В комнате повисла тишина. Паршин не отрывал жадных глаз от Инары, та – от содержимого кисета. Это были награды Евгения, полный бант солдатских Георгиев и серебряная Георгиевская же медаль, потемневшая, с вялым профилем государя императора. Большего заслужить не успел – произвели в прапорщики, а офицерские награды доставались ох как нелегко.
Граевского хотя бы взять, неизвестно как жив остался, за свой Белый Крест[1] сколько раз под смерть ходил. Да и солдатского Георгия иди-ка получи, хоть и называется он лишь Знаком отличия Военного ордена и личного дворянства не дает. Впрочем, не дает – и хрен с ним, кому оно теперь нужно, личное дворянство-то.
Инара между тем выложила в ряд четыре креста, два серебряных и два золотых, они крепились к пятиугольным обтянутым георгиевскими лентами колодкам и выглядели на фоне скатерти как-то обыденно и затерто. Стоило совать голову в пекло… На крестах первой и второй степени стояло круглое, хорошо заметное клеймо. Получил их Паршин после августа пятнадцатого, когда начали изготавливать награды из золота пониженной пробы. Это уже потом, накануне революции, от драгметаллов отказались вовсе и чеканили кресты из «желтого» и «белого» сплавов.
– Смотри, как красифо, – Инара восхищенно улыбнулась, погладила мизинцем грязную оранжево-черную ленту, – шаль, что ты не мошешь их носить.
У нее была какая-то странная, почти болезненная тяга к боевым наградам. Ей нравилось держать их в руках, ощущать прохладную тяжесть металла, трогать потертые, отдающие пылью орденские ленты. Правда, своего собственного Георгия, заслуженного на постельном фронте, она не доставала никогда, даже не заикалась о его существовании – от него пахло водкой, табаком, французскими духами, перегаром и мужскими подштанниками. Боевые же ордена благоухали потом, порохом, запекшейся кровью, отточенной сталью, глубоко, по самое дуло, входящей во вражеский живот. Выдавали их скупо и иногда посмертно.
Инара помнила, как после мясорубки пятнадцатого на всю их роту было прислано всего пять Георгиев. Четвертой степени. Ротный командир приказал стрелкам самим назвать достойных. По голосам их оказалось куда как больше, чем крестов. Тогда выбранных поставили в ряд, и каждый боец кидал свою папаху тому, кого хотел видеть награжденным.
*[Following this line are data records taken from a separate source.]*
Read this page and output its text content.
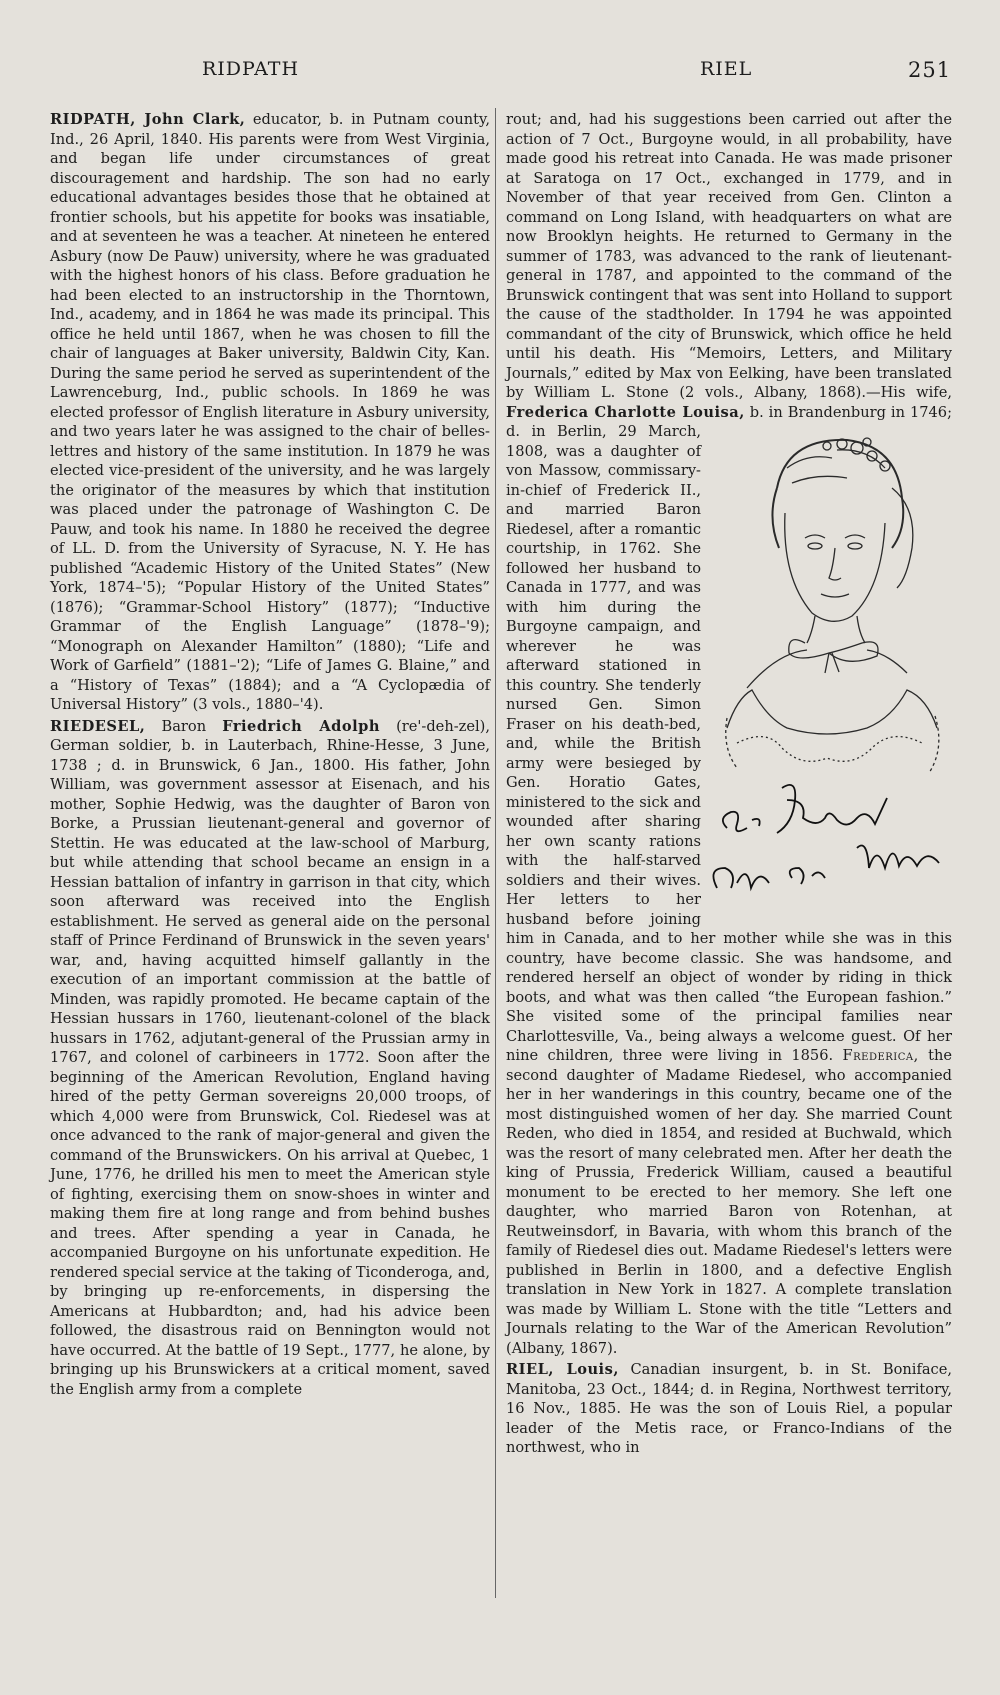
RIDPATH	RIEL	251

RIDPATH, John Clark, educator, b. in Putnam county, Ind., 26 April, 1840. His parents were from West Virginia, and began life under circumstances of great discouragement and hardship. The son had no early educational advantages besides those that he obtained at frontier schools, but his appetite for books was insatiable, and at seventeen he was a teacher. At nineteen he entered Asbury (now De Pauw) university, where he was graduated with the highest honors of his class. Before graduation he had been elected to an instructorship in the Thorntown, Ind., academy, and in 1864 he was made its principal. This office he held until 1867, when he was chosen to fill the chair of languages at Baker university, Baldwin City, Kan. During the same period he served as superintendent of the Lawrenceburg, Ind., public schools. In 1869 he was elected professor of English literature in Asbury university, and two years later he was assigned to the chair of belles-lettres and history of the same institution. In 1879 he was elected vice-president of the university, and he was largely the originator of the measures by which that institution was placed under the patronage of Washington C. De Pauw, and took his name. In 1880 he received the degree of LL. D. from the University of Syracuse, N. Y. He has published “Academic History of the United States” (New York, 1874–'5); “Popular History of the United States” (1876); “Grammar-School History” (1877); “Inductive Grammar of the English Language” (1878–'9); “Monograph on Alexander Hamilton” (1880); “Life and Work of Garfield” (1881–'2); “Life of James G. Blaine,” and a “History of Texas” (1884); and a “A Cyclopædia of Universal History” (3 vols., 1880–'4).

RIEDESEL, Baron Friedrich Adolph (re'-deh-zel), German soldier, b. in Lauterbach, Rhine-Hesse, 3 June, 1738 ; d. in Brunswick, 6 Jan., 1800. His father, John William, was government assessor at Eisenach, and his mother, Sophie Hedwig, was the daughter of Baron von Borke, a Prussian lieutenant-general and governor of Stettin. He was educated at the law-school of Marburg, but while attending that school became an ensign in a Hessian battalion of infantry in garrison in that city, which soon afterward was received into the English establishment. He served as general aide on the personal staff of Prince Ferdinand of Brunswick in the seven years' war, and, having acquitted himself gallantly in the execution of an important commission at the battle of Minden, was rapidly promoted. He became captain of the Hessian hussars in 1760, lieutenant-colonel of the black hussars in 1762, adjutant-general of the Prussian army in 1767, and colonel of carbineers in 1772. Soon after the beginning of the American Revolution, England having hired of the petty German sovereigns 20,000 troops, of which 4,000 were from Brunswick, Col. Riedesel was at once advanced to the rank of major-general and given the command of the Brunswickers. On his arrival at Quebec, 1 June, 1776, he drilled his men to meet the American style of fighting, exercising them on snow-shoes in winter and making them fire at long range and from behind bushes and trees. After spending a year in Canada, he accompanied Burgoyne on his unfortunate expedition. He rendered special service at the taking of Ticonderoga, and, by bringing up re-enforcements, in dispersing the Americans at Hubbardton; and, had his advice been followed, the disastrous raid on Bennington would not have occurred. At the battle of 19 Sept., 1777, he alone, by bringing up his Brunswickers at a critical moment, saved the English army from a complete

rout; and, had his suggestions been carried out after the action of 7 Oct., Burgoyne would, in all probability, have made good his retreat into Canada. He was made prisoner at Saratoga on 17 Oct., exchanged in 1779, and in November of that year received from Gen. Clinton a command on Long Island, with headquarters on what are now Brooklyn heights. He returned to Germany in the summer of 1783, was advanced to the rank of lieutenant-general in 1787, and appointed to the command of the Brunswick contingent that was sent into Holland to support the cause of the stadtholder. In 1794 he was appointed commandant of the city of Brunswick, which office he held until his death. His “Memoirs, Letters, and Military Journals,” edited by Max von Eelking, have been translated by William L. Stone (2 vols., Albany, 1868).—His wife, Frederica Charlotte Louisa,
b. in Brandenburg in 1746; d. in Berlin, 29 March, 1808, was a daughter of von Massow, commissary-in-chief of Frederick II., and married Baron Riedesel, after a romantic courtship, in 1762. She followed her husband to Canada in 1777, and was with him during the Burgoyne campaign, and wherever he was afterward stationed in this country. She tenderly nursed Gen. Simon Fraser on his death-bed, and, while the British army were besieged by Gen. Horatio Gates, ministered to the sick and wounded after sharing her own scanty rations with the half-starved soldiers and their wives. Her letters to her husband before joining him in Canada, and to her mother while she was in this country, have become classic. She was handsome, and rendered herself an object of wonder by riding in thick boots, and what was then called “the European fashion.” She visited some of the principal families near Charlottesville, Va., being always a welcome guest. Of her nine children, three were living in 1856. Frederica, the second daughter of Madame Riedesel, who accompanied her in her wanderings in this country, became one of the most distinguished women of her day. She married Count Reden, who died in 1854, and resided at Buchwald, which was the resort of many celebrated men. After her death the king of Prussia, Frederick William, caused a beautiful monument to be erected to her memory. She left one daughter, who married Baron von Rotenhan, at Reutweinsdorf, in Bavaria, with whom this branch of the family of Riedesel dies out. Madame Riedesel's letters were published in Berlin in 1800, and a defective English translation in New York in 1827. A complete translation was made by William L. Stone with the title “Letters and Journals relating to the War of the American Revolution” (Albany, 1867).

RIEL, Louis, Canadian insurgent, b. in St. Boniface, Manitoba, 23 Oct., 1844; d. in Regina, Northwest territory, 16 Nov., 1885. He was the son of Louis Riel, a popular leader of the Metis race, or Franco-Indians of the northwest, who in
Георгиевских кавалеров потом долго качали. Пять крестов на роту, на двести человек. Вернее, на сто, половина полегла в боях.
– Полный бант не такая уж невидаль. – Паршин равнодушно пожал плечами, зевнул. – У нас в полку подпрапорщик служил один, так у него было пять крестов, два первой степени. С японской еще имел полный бант, а только началась германская – бац, взял вражеское знамя и получил еще одного Георгия, желтопузого. В Галиции погиб, кишки вывернуло осколком.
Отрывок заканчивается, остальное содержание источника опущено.